Gordon Oct 23

I believe the issue Chris saw this morning on 6 is similar to what I've seen from time to time on other systems. When I've logged into a system and it is slooooow, I've run top and see that ntpd is taking 100% of the cpu. I believe that is because the tee_tty process has died. This message was in the system log for 6:

Oct 23 07:21:35 Ah6 tee_tty: 2012-10-23,07:21:35|NOTICE|received signal Interrupt(2), si_signo=2, si_errno=0, si_code=128

This happens about once every week on 1 or 2 of the 22 systems, so it is hard to diagnose.

tee_tty reads from the physical serial port that the GPS is connected to and sends that data to pseudo-terminals, one read by ntpd and one read by the dsm process. It appears that if tee_tty dies, then ntpd doesn't correctly detect the error on the input port and then likely attempts reads at a high rate.

Previously I tried to change ntpd so that it might catch the error and exit without hanging, without success.

Now I might know why the tee_tty is being sent the SIGINT signal. I turns out the serial port is opened in "cooked" mode, which means that if it somehow receives a ctrl-C on that port then the process is sent a SIGINT. I guess a ctrl-C could also be received on any pseudo-terminal that is opened for reading. A BREAK condition can also result in a SIGINT, but IGNBRK is set on the serial port, and I don't believe BREAKs can be sent over pseudo-terminals.

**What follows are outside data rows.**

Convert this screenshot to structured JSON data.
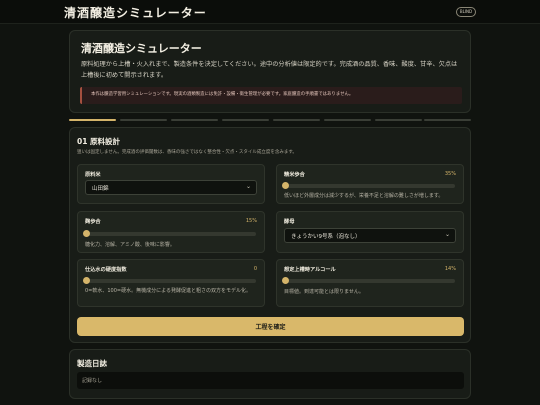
{
  "header": {
    "app_title": "清酒醸造シミュレーター",
    "blind_badge": "BLIND"
  },
  "hero": {
    "title": "清酒醸造シミュレーター",
    "description": "原料処理から上槽・火入れまで、製造条件を決定してください。途中の分析値は限定的です。完成酒の品質、香味、酸度、甘辛、欠点は上槽後に初めて開示されます。",
    "notice": "本作は醸造学習用シミュレーションです。現実の酒類製造には免許・設備・衛生管理が必要です。家庭醸造の手順書ではありません。"
  },
  "progress": {
    "total_steps": 8,
    "current_step": 1
  },
  "section": {
    "title": "01 原料設計",
    "subtitle": "狙いは固定しません。完成酒の評価閾数は、香味の強さではなく整合性・欠点・スタイル成立度を含みます。",
    "params": {
      "rice": {
        "label": "原料米",
        "value": "山田錦"
      },
      "polish": {
        "label": "精米歩合",
        "value": "35%",
        "fraction": 0.0,
        "hint": "低いほど外層成分は減少するが、栄養不足と溶解の難しさが増します。"
      },
      "koji": {
        "label": "麹歩合",
        "value": "15%",
        "fraction": 0.0,
        "hint": "糖化力、溶解、アミノ酸、後味に影響。"
      },
      "yeast": {
        "label": "酵母",
        "value": "きょうかい9号系（泡なし）"
      },
      "water": {
        "label": "仕込水の硬度指数",
        "value": "0",
        "fraction": 0.0,
        "hint": "0=軟水、100=硬水。無機成分による発酵促進と粗さの双方をモデル化。"
      },
      "alcohol": {
        "label": "想定上槽時アルコール",
        "value": "14%",
        "fraction": 0.0,
        "hint": "目標値。到達可能とは限りません。"
      }
    },
    "confirm_label": "工程を確定"
  },
  "log": {
    "title": "製造日誌",
    "empty": "記録なし"
  },
  "colors": {
    "accent": "#d4b46a",
    "background": "#10130f",
    "card": "#181c17",
    "warning": "#a5503f"
  }
}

Today around 3 pm I logged into all the stations and updated the file /etc/gps.conf to change the "c" in GPS_TEE_OPTS to "r", so that the serial port is opened in "raw" mode:

GPS_TEE_OPTS="4800n81lnrxx -p 60 -l pps"

Next I'm rebuilding tee_tty so that if the real serial port is opened in raw mode, the pseudo-terminals are also opened in raw mode. I don't think the ctrl-C could be coming from the dsm process. rserial traps the ctrl-C and terminates.

As of 4:33 pm, the tee_tty app has been updated on all DSMs, and their tee_tty and ntpd processes restarted.